The recent operation by Kurdish Peshmerga forces accompanied by U.S. Special Operation Forces in Northern Iraq, despite the tragic loss of one of our soldiers, demonstrated that such targeted efforts can have significant success in protecting innocent civilians and degrading ISIL.  These kinds of operations can also result in critical intelligence to support the Coalition’s broader campaign against ISIL.  While these operations are obviously not without risk, the time may have come to evaluate whether the tempo of such counter-ISIL operations can be increased and whether our troops can play an even more active role in enabling the ISF, including by accompanying their forces at lower echelons especially when direct contact with the enemy is not expected.

According to reports, the Coalition’s provision of close air support to Syrian Kurdish forces has shown success in the Northern Syria.  The recent decision by the Administration to equip a group of Sunni tribes who have come together to form a “Syrian Arab Coalition” to fight alongside Syrian Kurdish forces shows promise for placing additional pressure on ISIL in Raqqah and the surrounding areas.  If successful, this would be a positive development towards the objectives of the broader campaign. 

However, I am concerned that the decision to completely suspend the Department’s overt train and equip program may not enable us to accomplish our goals in Syria.  While the program clearly failed to live up to heightened expectations, my understanding is that the Combined Joint Interagency Task Force had recently recalibrated the program based on lessons-learned and that later graduates are today having a direct impact as enablers in the fight against ISIL.  The Coalition cannot succeed in Syria without a reliable Sunni force on the ground to hold any territorial gains.  Building this force will require time and patience, and, critically, it will require the building of trust through training engagements and persistent contact between the Coalition and our new partners on the ground.  I hope the Secretary will provide the committee a clear understanding of the conditions required to reengage in training of vetted individuals or small groups. 

The deployment of Russian forces into Syria and their indiscriminate military operations targeting the moderate opposition have the potential to set off another wave of refugees across Europe.  More specifically, Russia’s military operations in Syria have complicated the Coalition air campaign and have the potential to draw the attention of moderate Syrian opposition forces away from counter-ISIL operations.   Russian operations have also negatively impacted the distribution of humanitarian and other non-lethal aid to the Syrian people. 

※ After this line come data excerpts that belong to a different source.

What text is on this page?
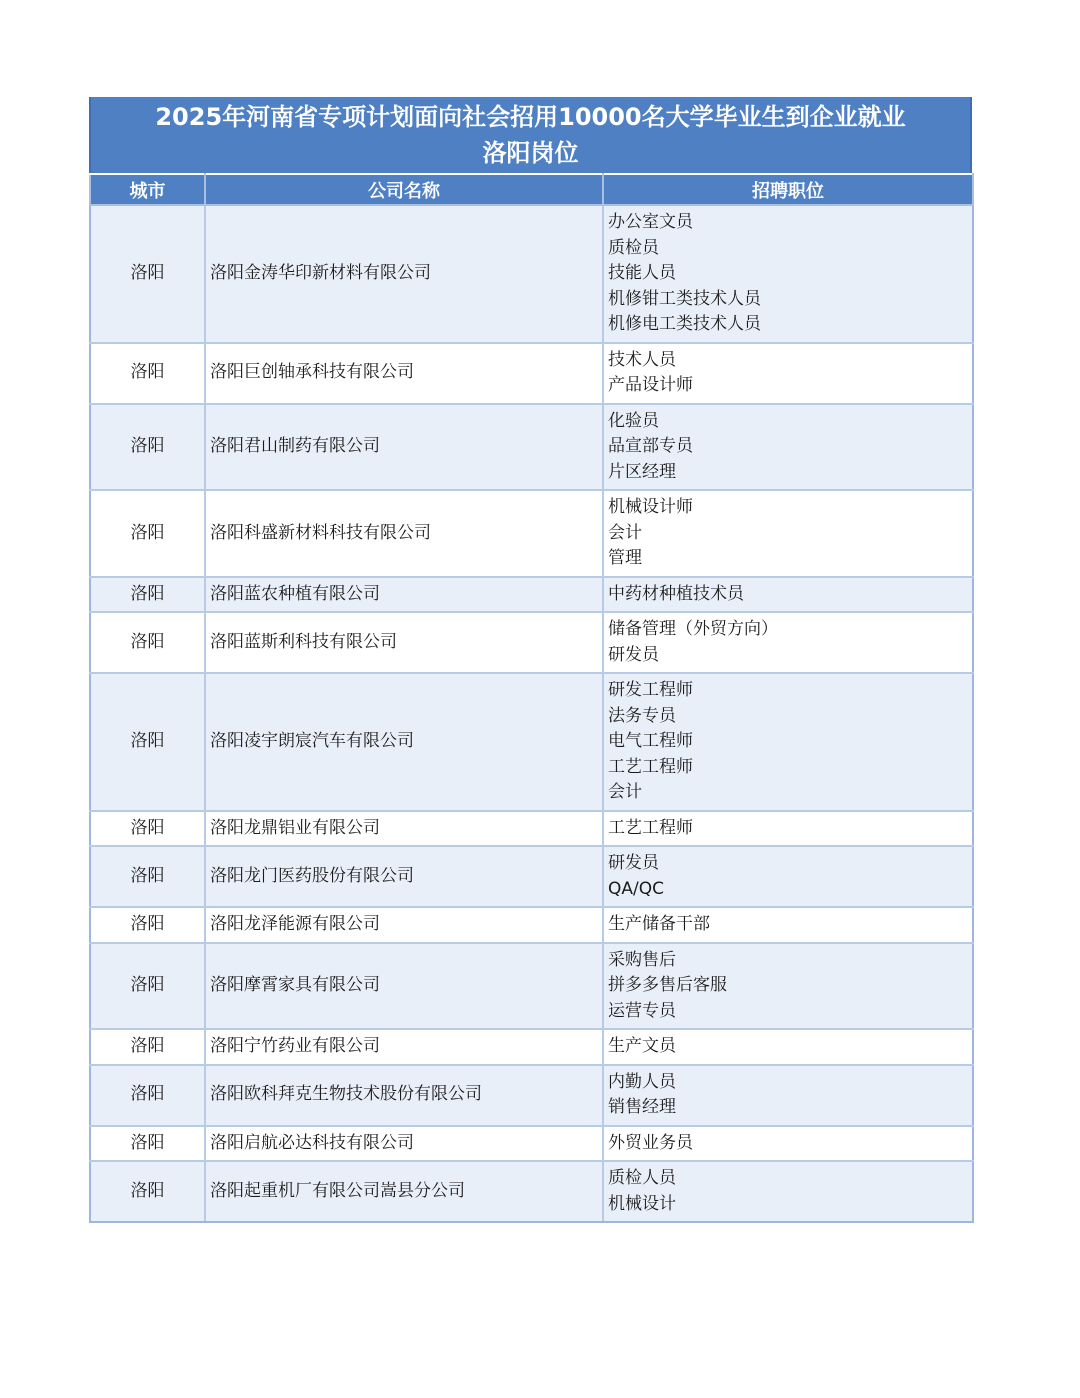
2025年河南省专项计划面向社会招用10000名大学毕业生到企业就业
洛阳岗位
城市	公司名称	招聘职位
洛阳	洛阳金涛华印新材料有限公司	办公室文员
质检员
技能人员
机修钳工类技术人员
机修电工类技术人员

洛阳	洛阳巨创轴承科技有限公司	技术人员
产品设计师

洛阳	洛阳君山制药有限公司	化验员
品宣部专员
片区经理

洛阳	洛阳科盛新材料科技有限公司	机械设计师
会计
管理

洛阳	洛阳蓝农种植有限公司	中药材种植技术员

洛阳	洛阳蓝斯利科技有限公司	储备管理（外贸方向）
研发员

洛阳	洛阳凌宇朗宸汽车有限公司	研发工程师
法务专员
电气工程师
工艺工程师
会计

洛阳	洛阳龙鼎铝业有限公司	工艺工程师

洛阳	洛阳龙门医药股份有限公司	研发员
QA/QC

洛阳	洛阳龙泽能源有限公司	生产储备干部

洛阳	洛阳摩霄家具有限公司	采购售后
拼多多售后客服
运营专员

洛阳	洛阳宁竹药业有限公司	生产文员

洛阳	洛阳欧科拜克生物技术股份有限公司	内勤人员
销售经理

洛阳	洛阳启航必达科技有限公司	外贸业务员

洛阳	洛阳起重机厂有限公司嵩县分公司	质检人员
机械设计
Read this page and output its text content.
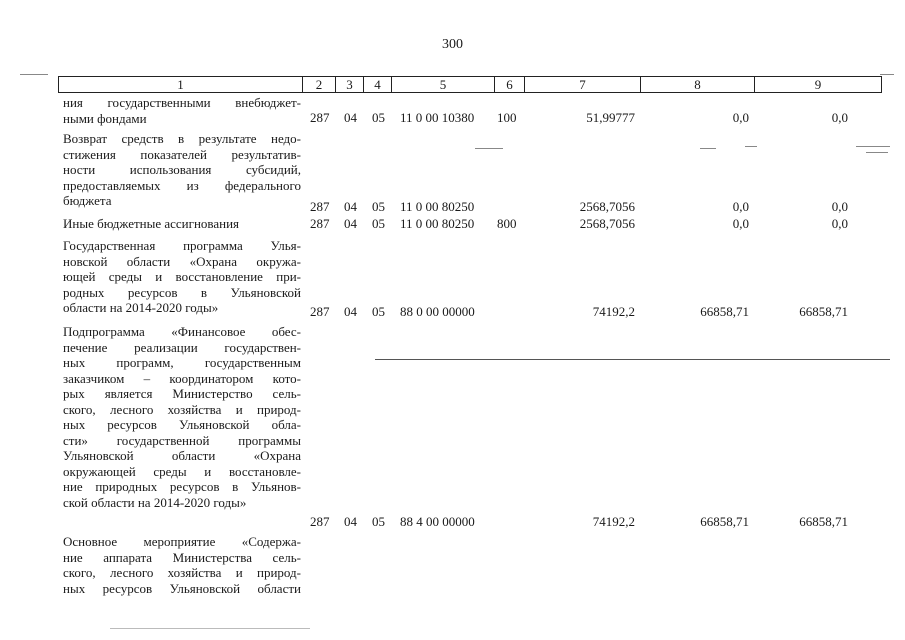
300
1	2	3	4	5	6	7	8	9
ния государственными внебюджет-
ными фондами	287 04 05 11 0 00 10380 100	51,99777	0,0	0,0
Возврат средств в результате недо-
стижения показателей результатив-
ности использования субсидий,
предоставляемых из федерального
бюджета	287 04 05 11 0 00 80250	2568,7056	0,0	0,0
Иные бюджетные ассигнования	287 04 05 11 0 00 80250 800	2568,7056	0,0	0,0
Государственная программа Улья-
новской области «Охрана окружа-
ющей среды и восстановление при-
родных ресурсов в Ульяновской
области на 2014-2020 годы»	287 04 05 88 0 00 00000	74192,2	66858,71	66858,71
Подпрограмма «Финансовое обес-
печение реализации государствен-
ных программ, государственным
заказчиком – координатором кото-
рых является Министерство сель-
ского, лесного хозяйства и природ-
ных ресурсов Ульяновской обла-
сти» государственной программы
Ульяновской области «Охрана
окружающей среды и восстановле-
ние природных ресурсов в Ульянов-
ской области на 2014-2020 годы»
287 04 05 88 4 00 00000	74192,2	66858,71	66858,71
Основное мероприятие «Содержа-
ние аппарата Министерства сель-
ского, лесного хозяйства и природ-
ных ресурсов Ульяновской области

In the coming months, I hope General McFarland will be provided with the operational flexibility to implement necessary modifications to the campaign against ISIL.  Secretary Carter and Chairman Dunford, I would be interested in your recommendations for how to ensure that General McFarland receives the operational flexibility and support needed to be successful going forward.

Thank you and I look forward to your testimony.